Background: The metabolic syndrome (MetS) is a confluence of risk factors that together amplify the risk for major cardiovascular adverse events. Tirzepatide (TZP), a glucose-dependent insulinotropic polypeptide/ glucagon-like peptide-1 (GIP/GLP-1) receptor agonist, reduced individual risk factors of the MetS, for example glycemic control, weight, lipid levels and blood pressure, more than titrated daily insulin glargine (IGlar) in SURPASS-4. We compared effects of TZP and IGlar on the prevalence of MetS.

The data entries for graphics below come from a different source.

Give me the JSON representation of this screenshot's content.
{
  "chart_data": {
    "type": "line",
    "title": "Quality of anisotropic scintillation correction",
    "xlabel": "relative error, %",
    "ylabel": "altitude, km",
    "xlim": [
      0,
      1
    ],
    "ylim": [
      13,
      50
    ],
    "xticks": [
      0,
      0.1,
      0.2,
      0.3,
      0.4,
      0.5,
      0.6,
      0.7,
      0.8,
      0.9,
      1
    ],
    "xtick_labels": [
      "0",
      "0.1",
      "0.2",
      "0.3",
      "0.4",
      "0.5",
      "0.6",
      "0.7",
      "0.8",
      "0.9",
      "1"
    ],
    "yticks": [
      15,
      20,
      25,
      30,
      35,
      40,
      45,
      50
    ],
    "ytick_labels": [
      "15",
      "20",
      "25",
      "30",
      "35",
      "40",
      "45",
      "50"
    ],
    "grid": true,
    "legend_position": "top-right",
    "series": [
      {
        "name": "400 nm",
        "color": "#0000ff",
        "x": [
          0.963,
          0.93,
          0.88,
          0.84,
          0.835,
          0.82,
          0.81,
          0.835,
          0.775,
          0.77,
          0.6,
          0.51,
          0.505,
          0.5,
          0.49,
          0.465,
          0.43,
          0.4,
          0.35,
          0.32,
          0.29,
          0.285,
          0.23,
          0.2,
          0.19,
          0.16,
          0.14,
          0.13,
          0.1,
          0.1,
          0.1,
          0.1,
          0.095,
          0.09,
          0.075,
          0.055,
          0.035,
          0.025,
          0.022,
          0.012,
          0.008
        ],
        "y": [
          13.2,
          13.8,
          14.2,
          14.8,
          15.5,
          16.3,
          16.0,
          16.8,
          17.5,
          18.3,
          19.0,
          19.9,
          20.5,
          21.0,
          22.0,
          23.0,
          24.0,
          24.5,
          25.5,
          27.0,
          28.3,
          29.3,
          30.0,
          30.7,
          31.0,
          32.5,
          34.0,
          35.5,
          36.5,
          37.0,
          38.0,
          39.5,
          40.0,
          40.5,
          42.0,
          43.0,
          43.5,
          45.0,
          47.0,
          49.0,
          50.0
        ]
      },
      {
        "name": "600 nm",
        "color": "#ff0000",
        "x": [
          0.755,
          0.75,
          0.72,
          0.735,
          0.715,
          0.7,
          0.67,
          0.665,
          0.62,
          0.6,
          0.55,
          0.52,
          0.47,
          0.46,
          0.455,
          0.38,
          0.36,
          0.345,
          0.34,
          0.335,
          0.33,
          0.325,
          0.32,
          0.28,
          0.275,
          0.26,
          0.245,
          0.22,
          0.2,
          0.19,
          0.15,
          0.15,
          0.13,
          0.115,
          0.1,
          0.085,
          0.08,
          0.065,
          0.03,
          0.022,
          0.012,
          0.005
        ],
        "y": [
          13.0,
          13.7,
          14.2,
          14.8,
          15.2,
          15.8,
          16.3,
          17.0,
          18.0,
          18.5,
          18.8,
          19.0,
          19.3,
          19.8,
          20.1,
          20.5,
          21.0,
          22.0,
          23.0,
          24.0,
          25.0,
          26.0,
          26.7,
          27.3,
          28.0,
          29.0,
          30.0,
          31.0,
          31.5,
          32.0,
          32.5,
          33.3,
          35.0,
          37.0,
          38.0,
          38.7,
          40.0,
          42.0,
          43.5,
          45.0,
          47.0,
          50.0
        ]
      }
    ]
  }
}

METHODS AND RESULTS: We assessed MetS in patients with type 2 diabetes and high cardiovascular risk. MetS was defined as having 3 or more of 5 criteria according to the National Cholesterol Education Program. Statistical analysis was based on on-treatment data at 52 weeks from patients taking ≥75% study drug. A logistic regression model with MetS status (Y/N) at 52 weeks as the response variable with MetS status (Y/N) at the baseline visit as an adjustment and randomized treatment as fixed explanatory effect was used in analysis. At baseline, the prevalence of MetS was 83-88% across groups with a significant dose-dependent reduction to 51-60% at 52 weeks in patients treated with TZP compared to no change (82%) with IGlar (p < 0.001; Table 1). All 5 individual risk factors of MetS were also reduced to a greater extent with TZP treatment compared to IGlar. The waist circumference risk factor prevalence at 52 weeks was 58-64% with TZP and 82% with IGlar.

Conclusion: This data supports an improvement in metabolic health with TZP treatment.